Progress 10/01/06 to 09/30/07

Outputs
OUTPUTS: Three production fields in the Platte River Valley (Ashland, Fremont and North Bend) were mapped using two sensor systems. Soil pH, electrical conductivity, mechanical resistance and moisture data layers were of excellent quality in one of the three sites (the one with no weather-related limitations). An integrated data analysis was pursued to address the Platte valley yellows syndrome observed in these fields. Although our optical sensor indicated the general trend in soil organic matter content, the quality of the measurements was not sufficient for the analysis due to poor outsourced fabrication of one of the parts. An instrumented disc coulter system was developed to map mechanical characteristics of the field surface and a relevant journal manuscript was submitted for publication. This sensor provides a low-cost option to delineate field areas with suspected compaction using a conventional implement stabilizer. In addition, a journal manuscript including the most recent review of soil compaction sensing systems under development worldwide has been submitted for publication. In terms of sensor data processing, two core research hypotheses have been outlined: 1) guided soil sampling and 2) spatial clustering. Two conference papers were prepared to report our respective initial findings. To delineate the differentiated management areas, we relied on georeferenced sensor-based data layers available to producers. The proposed spatial clustering technique will be used to group sensor data according to the likely function constructed and based on sensor output values as well as horizontal distances between measurements.

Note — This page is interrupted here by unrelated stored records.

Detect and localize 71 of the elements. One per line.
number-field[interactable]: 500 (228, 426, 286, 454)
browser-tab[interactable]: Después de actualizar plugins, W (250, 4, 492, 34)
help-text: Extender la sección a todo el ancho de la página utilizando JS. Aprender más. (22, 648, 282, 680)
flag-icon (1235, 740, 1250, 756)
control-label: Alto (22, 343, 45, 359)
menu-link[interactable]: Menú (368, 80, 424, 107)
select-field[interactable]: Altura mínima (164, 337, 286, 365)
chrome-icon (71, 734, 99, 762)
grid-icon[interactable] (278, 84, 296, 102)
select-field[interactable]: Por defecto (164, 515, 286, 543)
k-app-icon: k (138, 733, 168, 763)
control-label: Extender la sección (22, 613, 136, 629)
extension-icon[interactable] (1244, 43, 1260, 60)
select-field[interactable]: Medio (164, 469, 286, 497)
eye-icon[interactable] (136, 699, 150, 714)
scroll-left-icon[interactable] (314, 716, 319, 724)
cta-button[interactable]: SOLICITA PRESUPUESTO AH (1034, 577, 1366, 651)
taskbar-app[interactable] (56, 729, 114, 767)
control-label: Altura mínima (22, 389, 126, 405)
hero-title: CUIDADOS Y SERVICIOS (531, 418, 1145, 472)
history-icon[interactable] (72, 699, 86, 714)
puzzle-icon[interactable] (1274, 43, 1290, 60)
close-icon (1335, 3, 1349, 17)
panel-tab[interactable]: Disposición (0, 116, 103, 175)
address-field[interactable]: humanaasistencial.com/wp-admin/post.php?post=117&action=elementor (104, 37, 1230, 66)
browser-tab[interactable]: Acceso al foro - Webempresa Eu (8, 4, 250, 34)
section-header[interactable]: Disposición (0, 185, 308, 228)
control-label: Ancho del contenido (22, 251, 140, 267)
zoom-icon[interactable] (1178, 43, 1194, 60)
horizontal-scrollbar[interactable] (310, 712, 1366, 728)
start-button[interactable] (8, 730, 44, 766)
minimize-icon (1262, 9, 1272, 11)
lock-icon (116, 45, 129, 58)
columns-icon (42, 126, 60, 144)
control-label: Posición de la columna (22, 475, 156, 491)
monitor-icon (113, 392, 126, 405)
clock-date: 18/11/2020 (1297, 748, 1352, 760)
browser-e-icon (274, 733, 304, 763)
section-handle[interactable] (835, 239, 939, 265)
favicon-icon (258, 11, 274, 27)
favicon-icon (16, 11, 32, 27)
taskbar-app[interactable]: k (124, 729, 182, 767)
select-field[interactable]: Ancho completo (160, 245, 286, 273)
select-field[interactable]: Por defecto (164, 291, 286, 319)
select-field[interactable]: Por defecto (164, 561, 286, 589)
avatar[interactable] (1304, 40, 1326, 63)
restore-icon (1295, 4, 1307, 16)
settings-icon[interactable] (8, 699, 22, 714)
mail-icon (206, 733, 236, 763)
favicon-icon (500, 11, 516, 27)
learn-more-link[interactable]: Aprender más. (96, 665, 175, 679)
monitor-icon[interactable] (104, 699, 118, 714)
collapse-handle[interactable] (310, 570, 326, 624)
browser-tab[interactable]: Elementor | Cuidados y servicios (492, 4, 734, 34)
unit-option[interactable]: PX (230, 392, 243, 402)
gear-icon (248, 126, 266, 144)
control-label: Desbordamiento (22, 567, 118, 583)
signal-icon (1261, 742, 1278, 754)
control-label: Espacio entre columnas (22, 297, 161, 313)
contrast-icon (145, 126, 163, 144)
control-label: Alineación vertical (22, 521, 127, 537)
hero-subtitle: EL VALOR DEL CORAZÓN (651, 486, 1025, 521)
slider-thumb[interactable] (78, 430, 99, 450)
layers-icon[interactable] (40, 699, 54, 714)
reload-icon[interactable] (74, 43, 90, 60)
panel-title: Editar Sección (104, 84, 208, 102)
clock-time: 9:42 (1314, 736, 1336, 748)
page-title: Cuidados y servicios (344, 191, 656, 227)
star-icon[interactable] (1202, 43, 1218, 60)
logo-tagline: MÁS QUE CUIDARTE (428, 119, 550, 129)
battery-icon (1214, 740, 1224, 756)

The proposed guided soil sampling technique will be used to calibrate and validate sensor-based maps following the demand for homogeneity of the areas surrounding the guided samples and their even distribution throughout the field and throughout the range of measurements observed. PARTICIPANTS: Academia: David Marx, Ashok Samal, Richard Ferguson, Charles Wortmann, and Leen-Kiat Soh - University of Nebraska-Lincoln (Lincoln, Nebraska); Abbas Hemmat - Isfahan University of Technology (Isfahan, Iran); Industry: Eric Lund (Veris Technologies, Inc., Salina, Kansas). TARGET AUDIENCES: Equipment manufacturers, soil researchers, crop consultants, agribusiness representatives, crop growers. PROJECT MODIFICATIONS: None.

Impacts
Once developed, the proposed methodology will enhance the potential for sensor-induced site-specific crop management. We expect producers and their advisors to reduce the cost of soil sampling and analysis while improving the quality of thematic soil maps. An economically viable approach to manage field heterogeneity is the ultimate goal of this interdisciplinary research.

Publications

  • Adamchuk, V.I., D.B. Marx, A.T. Kerby, A.K. Samal, L.K. Soh, R.B. Ferguson, and C.S. Wortmann. 2007. Guided soil sampling for enhanced analysis of georefernced sensor-based data. In: Proceedings of the Ninth International Conference on Geocomputation 2007 Conference, Maynooth, Ireland, 3-5 September 2007, U. Demsar, ed. Maynooth, Ireland: NCG - National University of Ireland (E-proceedings, 4 pages).
  • Adamchuk, V.I. and C. Wang. 2007. Collocating multiple self-generated data layers. In: GIS Applications in Agriculture, F.J. Pierce and D. Clay, eds. Boca Raton, Florida: CRC Press, pp. 185-196.
  • Adamchuk, V.I. and P.T. Christenson. 2007. An instrumented blade system for mapping soil mechanical resistance represented as a second-order polynomial. Soil Tillage and Research 95(1): 76-83.
  • Adamchuk, V.I., E.D. Lund, T.M. Reed, and R.B. Ferguson. 2007. Evaluation of an on-the-go technology for soil pH mapping. Precision Agriculture 8(2): 139-149.